“A Career for Life” Cheri-Leigh Fowlow


When I was a student in elementary school, I was given an assignment to do a book report and present it to the class on two occasions: once in English, and once in French. Admiring Helen Keller and how she overcame extraordinary adversity, I decided for both assignments to do my presentation on Helen Keller's The Story of my Life. As a student, I never imagined that those book reports were foreshadowing things to come. Fast forward about thirty-five years and you’ll find me, an Intervenor who has been working in the field for going on twenty years. 

In 1997 I enrolled in the English – American Sign Language Interpreter Program at George Brown College. Prior to that, I was a volunteer with CNIB Deafblind Services in London. I loved it! I remember thinking at the time that this was going to be a life-changing opportunity for me….I was right! Even throughout my studies I knew that the language and interpreting skills I was learning in the interpreting program would be used to follow my aspirations of becoming an Intervenor.

Since I was first introduced to what was then referred to as "intervention," there has been a significant shift towards more professionalism. This is evident in the work and recommendations of the Intervenor Services Human Resource Strategy. One of the suggestions brought forth by the Education and Training sub-committee is the revision of the Code of Ethics. As society has changed over time, so too has Intervenor Services changed. Together with a Self-Reflection Guide, and a Handbook for Implementation, the new Code of Ethics and Guidelines for Ethical Conduct serves to update and provide clarification on what is expected of Intervenors, today. For example, there is a greater focus on understanding the impact of dual relationships and why it is important to maintain professional boundaries. In the past, it was acceptable, and perhaps even appropriate, to form friendships with clients, socialize with them outside of work, and invite them to our homes. Now, however, these behaviours are deemed as unprofessional and are therefore discouraged.  The field of Intervenor Services has developed from a "job" into a profession with more clearly defined parameters around the role of an Intervenor, parameters that delineate what is deemed proper and what is not.
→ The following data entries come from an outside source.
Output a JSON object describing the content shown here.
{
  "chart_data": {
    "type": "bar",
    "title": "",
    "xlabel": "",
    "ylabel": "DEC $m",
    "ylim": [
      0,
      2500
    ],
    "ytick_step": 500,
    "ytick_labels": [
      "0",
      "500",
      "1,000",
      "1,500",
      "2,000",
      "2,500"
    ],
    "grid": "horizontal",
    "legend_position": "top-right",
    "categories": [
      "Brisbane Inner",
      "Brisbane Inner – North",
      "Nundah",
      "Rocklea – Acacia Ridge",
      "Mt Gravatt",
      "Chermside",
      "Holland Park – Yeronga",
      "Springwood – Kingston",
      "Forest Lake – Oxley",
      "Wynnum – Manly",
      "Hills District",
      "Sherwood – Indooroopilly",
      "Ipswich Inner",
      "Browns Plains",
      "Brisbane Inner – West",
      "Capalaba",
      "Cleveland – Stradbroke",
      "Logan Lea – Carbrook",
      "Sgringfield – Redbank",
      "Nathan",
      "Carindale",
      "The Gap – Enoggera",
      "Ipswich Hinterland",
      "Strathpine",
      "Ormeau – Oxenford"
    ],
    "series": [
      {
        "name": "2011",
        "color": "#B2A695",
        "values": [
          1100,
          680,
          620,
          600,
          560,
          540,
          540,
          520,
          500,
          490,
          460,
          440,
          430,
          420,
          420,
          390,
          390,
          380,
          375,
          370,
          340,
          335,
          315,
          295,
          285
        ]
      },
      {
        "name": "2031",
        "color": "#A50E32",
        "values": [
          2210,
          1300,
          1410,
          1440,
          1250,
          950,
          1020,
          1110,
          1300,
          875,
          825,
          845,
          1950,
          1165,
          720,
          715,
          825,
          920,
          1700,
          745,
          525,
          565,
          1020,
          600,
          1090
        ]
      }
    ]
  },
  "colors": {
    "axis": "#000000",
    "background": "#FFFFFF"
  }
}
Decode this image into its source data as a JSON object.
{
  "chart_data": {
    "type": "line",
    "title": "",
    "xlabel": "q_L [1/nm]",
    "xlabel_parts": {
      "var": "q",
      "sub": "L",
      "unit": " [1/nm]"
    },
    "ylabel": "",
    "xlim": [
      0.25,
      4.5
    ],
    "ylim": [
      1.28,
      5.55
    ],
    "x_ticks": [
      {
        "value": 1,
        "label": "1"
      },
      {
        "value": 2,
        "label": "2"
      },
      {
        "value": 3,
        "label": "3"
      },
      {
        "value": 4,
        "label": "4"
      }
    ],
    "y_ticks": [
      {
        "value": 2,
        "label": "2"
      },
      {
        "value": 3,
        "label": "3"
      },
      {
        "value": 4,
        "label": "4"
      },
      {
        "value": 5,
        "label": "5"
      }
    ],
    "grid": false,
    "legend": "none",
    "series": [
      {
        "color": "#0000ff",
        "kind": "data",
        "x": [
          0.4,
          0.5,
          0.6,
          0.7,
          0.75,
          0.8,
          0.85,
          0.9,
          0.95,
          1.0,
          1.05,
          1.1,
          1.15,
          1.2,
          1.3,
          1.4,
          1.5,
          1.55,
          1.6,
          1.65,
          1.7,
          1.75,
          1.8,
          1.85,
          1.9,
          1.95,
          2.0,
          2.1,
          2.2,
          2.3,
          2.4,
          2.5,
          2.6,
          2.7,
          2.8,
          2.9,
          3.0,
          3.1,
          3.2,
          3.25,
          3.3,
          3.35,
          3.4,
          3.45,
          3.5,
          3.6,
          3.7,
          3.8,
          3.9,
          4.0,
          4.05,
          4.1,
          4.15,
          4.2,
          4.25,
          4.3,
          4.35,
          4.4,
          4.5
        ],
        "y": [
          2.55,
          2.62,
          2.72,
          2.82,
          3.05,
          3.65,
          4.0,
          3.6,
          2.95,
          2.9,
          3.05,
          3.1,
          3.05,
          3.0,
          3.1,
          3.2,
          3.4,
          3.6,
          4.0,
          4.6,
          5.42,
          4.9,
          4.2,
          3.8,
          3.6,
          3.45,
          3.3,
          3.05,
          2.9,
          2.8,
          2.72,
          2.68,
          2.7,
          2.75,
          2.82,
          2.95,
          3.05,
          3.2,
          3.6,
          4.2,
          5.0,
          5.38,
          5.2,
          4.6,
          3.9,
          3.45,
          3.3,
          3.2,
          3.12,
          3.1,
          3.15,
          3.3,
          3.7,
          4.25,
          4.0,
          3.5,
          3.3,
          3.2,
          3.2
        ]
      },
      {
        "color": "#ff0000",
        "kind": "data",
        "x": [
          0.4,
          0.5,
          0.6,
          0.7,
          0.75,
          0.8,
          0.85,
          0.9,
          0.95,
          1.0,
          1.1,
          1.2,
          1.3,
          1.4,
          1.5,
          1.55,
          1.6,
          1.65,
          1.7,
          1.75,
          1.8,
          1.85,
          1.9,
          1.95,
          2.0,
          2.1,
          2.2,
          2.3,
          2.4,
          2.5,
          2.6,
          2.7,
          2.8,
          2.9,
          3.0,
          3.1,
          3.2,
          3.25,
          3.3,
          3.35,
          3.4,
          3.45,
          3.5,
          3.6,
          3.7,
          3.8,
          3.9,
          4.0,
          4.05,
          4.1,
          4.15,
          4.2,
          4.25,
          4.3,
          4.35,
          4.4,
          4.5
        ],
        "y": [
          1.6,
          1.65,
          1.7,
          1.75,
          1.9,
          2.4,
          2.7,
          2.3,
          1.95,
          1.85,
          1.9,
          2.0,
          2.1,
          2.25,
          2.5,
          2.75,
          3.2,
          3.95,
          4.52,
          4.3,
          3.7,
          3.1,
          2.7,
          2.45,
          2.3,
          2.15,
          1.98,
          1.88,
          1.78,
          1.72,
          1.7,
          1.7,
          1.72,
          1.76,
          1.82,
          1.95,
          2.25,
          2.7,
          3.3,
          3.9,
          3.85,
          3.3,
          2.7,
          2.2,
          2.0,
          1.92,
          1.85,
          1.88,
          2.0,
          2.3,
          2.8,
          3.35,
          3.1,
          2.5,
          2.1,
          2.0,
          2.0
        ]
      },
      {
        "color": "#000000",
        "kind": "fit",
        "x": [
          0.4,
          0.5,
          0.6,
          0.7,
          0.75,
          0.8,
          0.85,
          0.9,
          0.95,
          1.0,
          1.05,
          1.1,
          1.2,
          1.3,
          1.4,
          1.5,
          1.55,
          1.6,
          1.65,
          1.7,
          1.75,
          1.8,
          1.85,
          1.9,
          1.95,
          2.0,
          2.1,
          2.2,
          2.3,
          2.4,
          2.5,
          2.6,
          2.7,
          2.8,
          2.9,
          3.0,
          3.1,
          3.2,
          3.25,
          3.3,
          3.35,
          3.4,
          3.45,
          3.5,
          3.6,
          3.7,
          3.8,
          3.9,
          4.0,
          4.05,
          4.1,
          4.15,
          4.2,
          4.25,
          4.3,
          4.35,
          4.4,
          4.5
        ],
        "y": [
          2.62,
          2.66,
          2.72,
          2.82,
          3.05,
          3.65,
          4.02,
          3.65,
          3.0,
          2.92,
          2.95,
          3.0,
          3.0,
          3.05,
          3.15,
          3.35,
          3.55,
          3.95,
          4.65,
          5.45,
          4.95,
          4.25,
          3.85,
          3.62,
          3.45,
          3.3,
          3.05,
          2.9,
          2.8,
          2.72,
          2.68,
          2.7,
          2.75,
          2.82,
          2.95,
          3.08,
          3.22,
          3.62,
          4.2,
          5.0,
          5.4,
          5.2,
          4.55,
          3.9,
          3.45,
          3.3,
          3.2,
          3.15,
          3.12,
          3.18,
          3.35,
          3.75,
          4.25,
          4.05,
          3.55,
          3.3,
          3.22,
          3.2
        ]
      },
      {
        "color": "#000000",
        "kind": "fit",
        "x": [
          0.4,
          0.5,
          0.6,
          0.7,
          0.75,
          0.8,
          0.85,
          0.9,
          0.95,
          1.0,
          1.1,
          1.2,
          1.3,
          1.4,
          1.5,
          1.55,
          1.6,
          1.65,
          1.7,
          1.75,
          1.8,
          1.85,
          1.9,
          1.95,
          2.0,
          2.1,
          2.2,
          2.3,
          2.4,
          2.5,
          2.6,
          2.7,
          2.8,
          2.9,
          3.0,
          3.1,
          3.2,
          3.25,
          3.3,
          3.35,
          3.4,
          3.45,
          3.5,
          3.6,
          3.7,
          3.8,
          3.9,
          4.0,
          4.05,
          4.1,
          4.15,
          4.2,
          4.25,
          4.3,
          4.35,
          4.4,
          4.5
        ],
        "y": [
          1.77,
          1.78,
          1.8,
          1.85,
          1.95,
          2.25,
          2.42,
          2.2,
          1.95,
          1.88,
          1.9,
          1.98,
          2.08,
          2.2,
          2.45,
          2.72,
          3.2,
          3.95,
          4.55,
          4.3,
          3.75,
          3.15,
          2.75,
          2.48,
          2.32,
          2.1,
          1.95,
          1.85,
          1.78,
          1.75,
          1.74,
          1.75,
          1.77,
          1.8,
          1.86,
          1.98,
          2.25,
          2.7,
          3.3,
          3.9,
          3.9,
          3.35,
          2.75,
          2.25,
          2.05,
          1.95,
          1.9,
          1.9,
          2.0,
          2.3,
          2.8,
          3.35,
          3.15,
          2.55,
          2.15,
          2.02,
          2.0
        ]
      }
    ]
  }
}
Serving on the Code of Ethics Review Committee was a wonderful opportunity for me, allowing me to work alongside clients and colleagues across the sector, pooling our experiences and thoughts to create a document that aims to improve both the methods by which Intervenors provide services and, in turn, the confidence that clients may have in receiving them.

Participating on the Code of Ethics Review Committee has been a key highlight of many in my career. Trying to pin down one profound experience is difficult, if not impossible. I've been very fortunate to have been afforded many opportunities to attend training workshops, be involved with committees, and give presentations about deafblindness; however, I believe it is through the everyday provision of services and the ordinary interactions with people who are deafblind where I have made the most impact in the lives of the people with whom I interact professionally. It is what most people would consider to be the "small stuff" that I think matters the most. For example, recently a client has begun attending a weekly Games Night at the CNIB Hub. Until then, this client spent much of her time at home alone, very rarely interacting with others who are deafblind. Now, instead, she looks forward to Tuesday nights when she can play Jenga at the Hub, laughing throughout the evening and chatting with everyone. Afterwards, on the drive home, she talks about how much fun she has had and how she is looking forward to returning. To me, that is what Intervenor Services is all about: inclusion, making it possible for people who are deafblind to access events in their communities, bridging gaps, and making connections with others. While it might seem insignificant to some people, Games Night has not only opened a whole new social circle for this client, but it has also improved her confidence in other social settings.

I consider myself fortunate to work as an Intervenor; this profession affords me the opportunity to work with amazing teams, enhance the lives of people who are deafblind, and to learn unique skills. There is always room for growth and a never-ending opportunity to make a difference. Not only do Intervenors enrich the lives of people who are deafblind, but equally, people who are deafblind enrich the lives of people who are Intervenors.